When we moved to Farmington, Utah he rode his bike around the neighborhood looking for anyone playing outside; he came back home disappointed when he didn’t see anyone. One of our new neighbors saw him outside and called a basketball coach he knew about a possible recruit. Bowen played on recreational basketball, football, and baseball teams in Farmington during grade school and into junior high. He stopped playing football and baseball because he was afraid he might hurt someone with a hard hit in football or a fast ball in baseball. He excelled at basketball because of his height, his huge hands, his amazing body, and excellent coaching. He loved making his teammates and basketball family happy when they won.

When Bowen transferred from Davis High School to Diamond Ranch Academy in Hurricane, Utah, he immediately started playing football and basketball. When Bowen was a junior at “DRA,” he was named State1A MVP by KSL television. His senior year, “DRA” won the State1A championship in football and basketball and Bowen and his teammate were named joint MVP’s. Bowen made many friends at DRA and his playing was a happy distraction for many of the students at DRA. They loved his happy disposition and loved seeing him play.
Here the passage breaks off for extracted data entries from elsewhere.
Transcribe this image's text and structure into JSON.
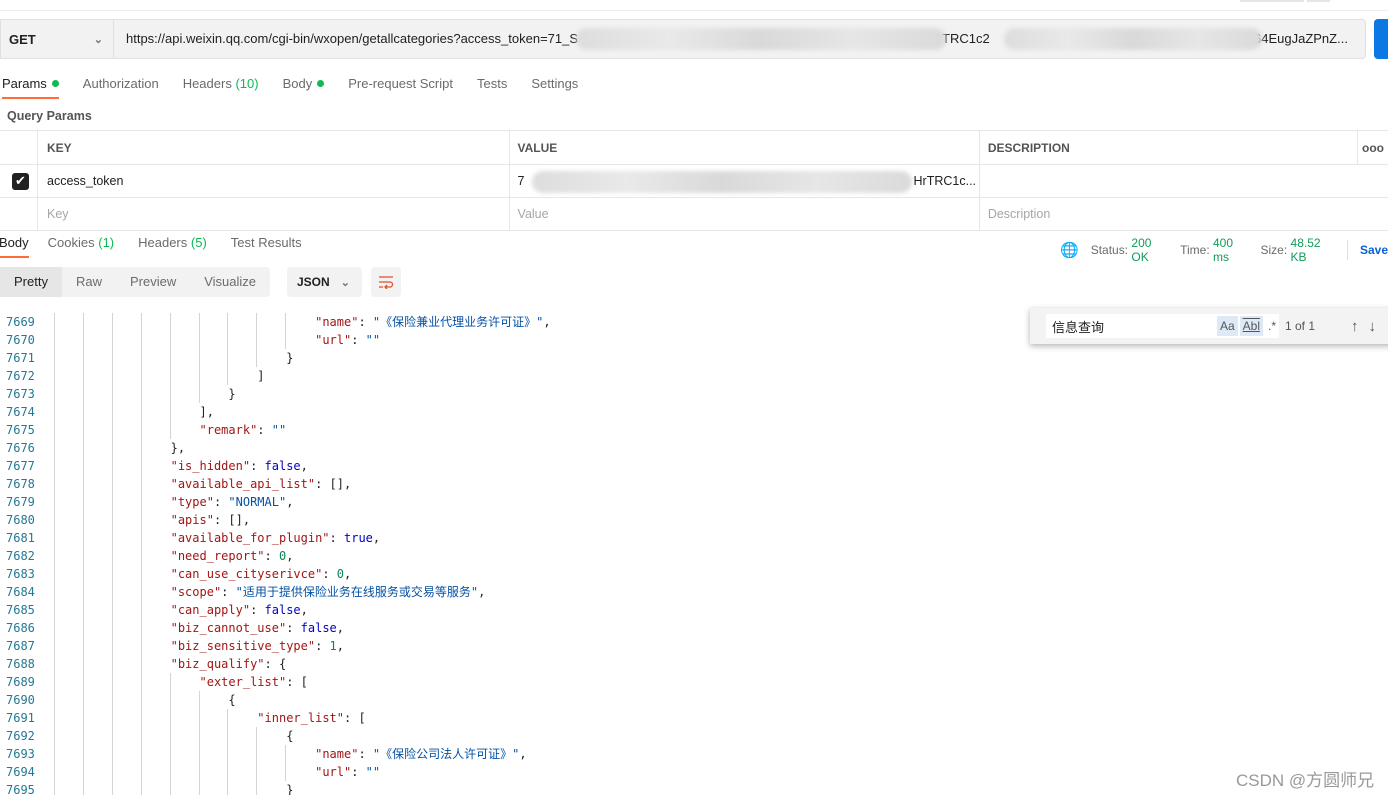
{
  "request": {
    "method": "GET",
    "url_start": "https://api.weixin.qq.com/cgi-bin/wxopen/getallcategories?access_token=71_S",
    "url_mid": "TRC1c2",
    "url_end": "64EugJaZPnZ..."
  },
  "request_tabs": [
    {
      "label": "Params",
      "dot": true,
      "active": true
    },
    {
      "label": "Authorization"
    },
    {
      "label": "Headers",
      "count": "(10)"
    },
    {
      "label": "Body",
      "dot": true
    },
    {
      "label": "Pre-request Script"
    },
    {
      "label": "Tests"
    },
    {
      "label": "Settings"
    }
  ],
  "query_params": {
    "title": "Query Params",
    "columns": [
      "KEY",
      "VALUE",
      "DESCRIPTION"
    ],
    "more": "ooo",
    "rows": [
      {
        "checked": true,
        "key": "access_token",
        "value_start": "7",
        "value_end": "HrTRC1c...",
        "description": ""
      }
    ],
    "placeholders": {
      "key": "Key",
      "value": "Value",
      "description": "Description"
    }
  },
  "response_tabs": [
    {
      "label": "Body",
      "active": true
    },
    {
      "label": "Cookies",
      "count": "(1)"
    },
    {
      "label": "Headers",
      "count": "(5)"
    },
    {
      "label": "Test Results"
    }
  ],
  "status": {
    "status_label": "Status:",
    "status_value": "200 OK",
    "time_label": "Time:",
    "time_value": "400 ms",
    "size_label": "Size:",
    "size_value": "48.52 KB",
    "save": "Save"
  },
  "view_modes": [
    "Pretty",
    "Raw",
    "Preview",
    "Visualize"
  ],
  "active_view": "Pretty",
  "format": "JSON",
  "find": {
    "query": "信息查询",
    "case": "Aa",
    "word": "Abl",
    "regex": ".*",
    "result": "1 of 1"
  },
  "code_lines": [
    {
      "n": "7669",
      "lvl": 9,
      "t": [
        [
          "k",
          "\"name\""
        ],
        [
          "p",
          ": "
        ],
        [
          "s",
          "\"《保险兼业代理业务许可证》\""
        ],
        [
          "p",
          ","
        ]
      ]
    },
    {
      "n": "7670",
      "lvl": 9,
      "t": [
        [
          "k",
          "\"url\""
        ],
        [
          "p",
          ": "
        ],
        [
          "s",
          "\"\""
        ]
      ]
    },
    {
      "n": "7671",
      "lvl": 8,
      "t": [
        [
          "p",
          "}"
        ]
      ]
    },
    {
      "n": "7672",
      "lvl": 7,
      "t": [
        [
          "p",
          "]"
        ]
      ]
    },
    {
      "n": "7673",
      "lvl": 6,
      "t": [
        [
          "p",
          "}"
        ]
      ]
    },
    {
      "n": "7674",
      "lvl": 5,
      "t": [
        [
          "p",
          "],"
        ]
      ]
    },
    {
      "n": "7675",
      "lvl": 5,
      "t": [
        [
          "k",
          "\"remark\""
        ],
        [
          "p",
          ": "
        ],
        [
          "s",
          "\"\""
        ]
      ]
    },
    {
      "n": "7676",
      "lvl": 4,
      "t": [
        [
          "p",
          "},"
        ]
      ]
    },
    {
      "n": "7677",
      "lvl": 4,
      "t": [
        [
          "k",
          "\"is_hidden\""
        ],
        [
          "p",
          ": "
        ],
        [
          "b",
          "false"
        ],
        [
          "p",
          ","
        ]
      ]
    },
    {
      "n": "7678",
      "lvl": 4,
      "t": [
        [
          "k",
          "\"available_api_list\""
        ],
        [
          "p",
          ": [],"
        ]
      ]
    },
    {
      "n": "7679",
      "lvl": 4,
      "t": [
        [
          "k",
          "\"type\""
        ],
        [
          "p",
          ": "
        ],
        [
          "s",
          "\"NORMAL\""
        ],
        [
          "p",
          ","
        ]
      ]
    },
    {
      "n": "7680",
      "lvl": 4,
      "t": [
        [
          "k",
          "\"apis\""
        ],
        [
          "p",
          ": [],"
        ]
      ]
    },
    {
      "n": "7681",
      "lvl": 4,
      "t": [
        [
          "k",
          "\"available_for_plugin\""
        ],
        [
          "p",
          ": "
        ],
        [
          "b",
          "true"
        ],
        [
          "p",
          ","
        ]
      ]
    },
    {
      "n": "7682",
      "lvl": 4,
      "t": [
        [
          "k",
          "\"need_report\""
        ],
        [
          "p",
          ": "
        ],
        [
          "n",
          "0"
        ],
        [
          "p",
          ","
        ]
      ]
    },
    {
      "n": "7683",
      "lvl": 4,
      "t": [
        [
          "k",
          "\"can_use_cityserivce\""
        ],
        [
          "p",
          ": "
        ],
        [
          "n",
          "0"
        ],
        [
          "p",
          ","
        ]
      ]
    },
    {
      "n": "7684",
      "lvl": 4,
      "t": [
        [
          "k",
          "\"scope\""
        ],
        [
          "p",
          ": "
        ],
        [
          "s",
          "\"适用于提供保险业务在线服务或交易等服务\""
        ],
        [
          "p",
          ","
        ]
      ]
    },
    {
      "n": "7685",
      "lvl": 4,
      "t": [
        [
          "k",
          "\"can_apply\""
        ],
        [
          "p",
          ": "
        ],
        [
          "b",
          "false"
        ],
        [
          "p",
          ","
        ]
      ]
    },
    {
      "n": "7686",
      "lvl": 4,
      "t": [
        [
          "k",
          "\"biz_cannot_use\""
        ],
        [
          "p",
          ": "
        ],
        [
          "b",
          "false"
        ],
        [
          "p",
          ","
        ]
      ]
    },
    {
      "n": "7687",
      "lvl": 4,
      "t": [
        [
          "k",
          "\"biz_sensitive_type\""
        ],
        [
          "p",
          ": "
        ],
        [
          "n",
          "1"
        ],
        [
          "p",
          ","
        ]
      ]
    },
    {
      "n": "7688",
      "lvl": 4,
      "t": [
        [
          "k",
          "\"biz_qualify\""
        ],
        [
          "p",
          ": {"
        ]
      ]
    },
    {
      "n": "7689",
      "lvl": 5,
      "t": [
        [
          "k",
          "\"exter_list\""
        ],
        [
          "p",
          ": ["
        ]
      ]
    },
    {
      "n": "7690",
      "lvl": 6,
      "t": [
        [
          "p",
          "{"
        ]
      ]
    },
    {
      "n": "7691",
      "lvl": 7,
      "t": [
        [
          "k",
          "\"inner_list\""
        ],
        [
          "p",
          ": ["
        ]
      ]
    },
    {
      "n": "7692",
      "lvl": 8,
      "t": [
        [
          "p",
          "{"
        ]
      ]
    },
    {
      "n": "7693",
      "lvl": 9,
      "t": [
        [
          "k",
          "\"name\""
        ],
        [
          "p",
          ": "
        ],
        [
          "s",
          "\"《保险公司法人许可证》\""
        ],
        [
          "p",
          ","
        ]
      ]
    },
    {
      "n": "7694",
      "lvl": 9,
      "t": [
        [
          "k",
          "\"url\""
        ],
        [
          "p",
          ": "
        ],
        [
          "s",
          "\"\""
        ]
      ]
    },
    {
      "n": "7695",
      "lvl": 8,
      "t": [
        [
          "p",
          "}"
        ]
      ]
    }
  ],
  "watermark": "CSDN @方圆师兄",
  "colors": {
    "accent": "#ff6c37",
    "send": "#0b78e3",
    "ok": "#0f9d58",
    "key": "#a31515",
    "string": "#0451a5",
    "number": "#098658"
  }
}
After Bowen graduated from high school, he had offers to play at the college level, but there was no appeal for him because he didn’t know anyone and didn’t want to be away from his

family. After high school, he never played competitive basketball again; it wasn’t his passion. He played because he knew his winning and playing made people happy. He decided he wanted to enroll in a culinary arts program and pursued that until COVID hit. He woke up one day and asked me to call the Little America, Salt Lake City to find out if he could come to work as a dishwasher and work his way up the ladder. We were told that Little America Wyoming needed cooks, so we drove up and he was hired on the spot. He loved his job cooking because the food he cooked made people happy. Becoming a chef was his passion.

Even though we miss him terribly, we are overjoyed for him to be reunited with family and friends who have gone before him. We know he is already so very happy. Love you Justice Bowen Sykes, always and forever.
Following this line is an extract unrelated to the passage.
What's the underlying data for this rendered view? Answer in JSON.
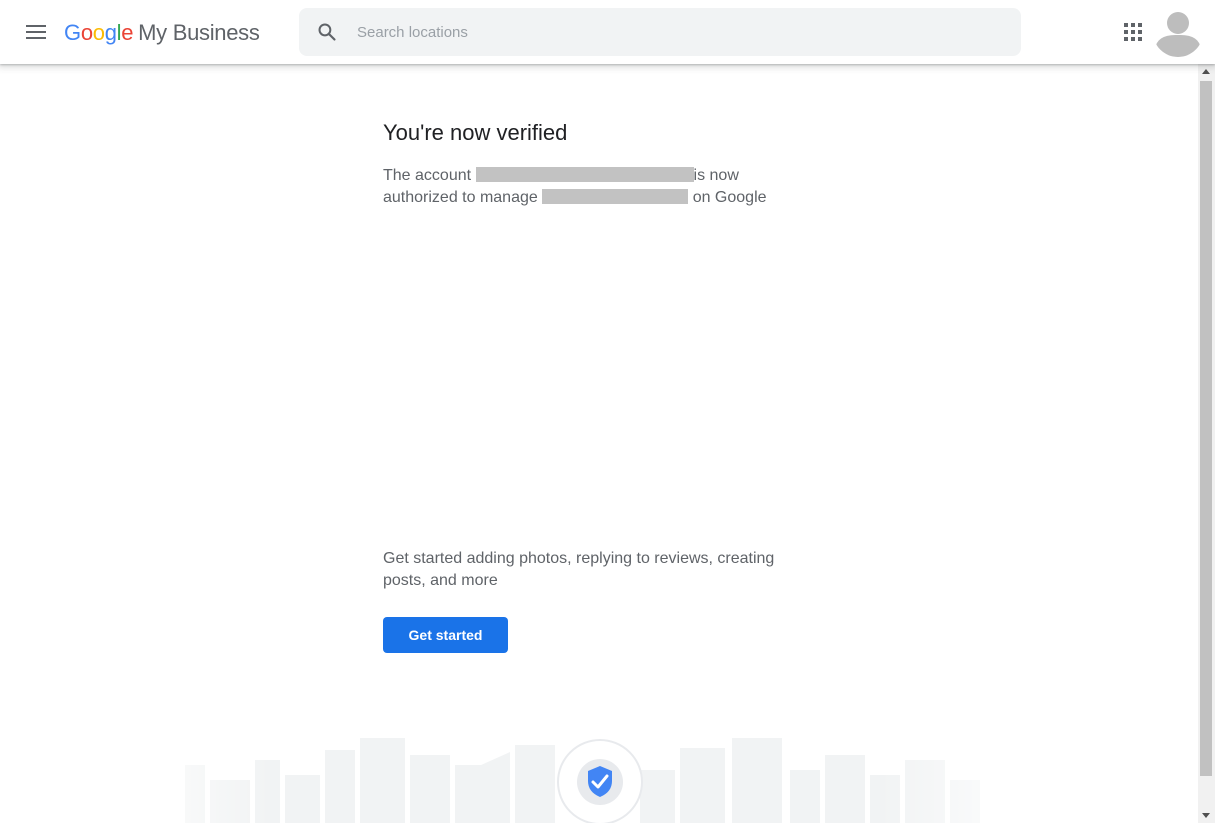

Bowen is survived by his mother, Margaret Bennion Sykes, his brothers, and sister, Bennion Sykes (Brittney), Cassandra Sykes, Porter Sykes, and Maxwell Sykes. Bowen was preceded in death by his father, Mark Allen Sykes, and by his older brother and sister, Heber, and Wilma Sykes.

An Open House to honor and remember Bowen was held at Russon Mortuary, 1941 North Main Street, Farmington, Utah on Monday, February 28th.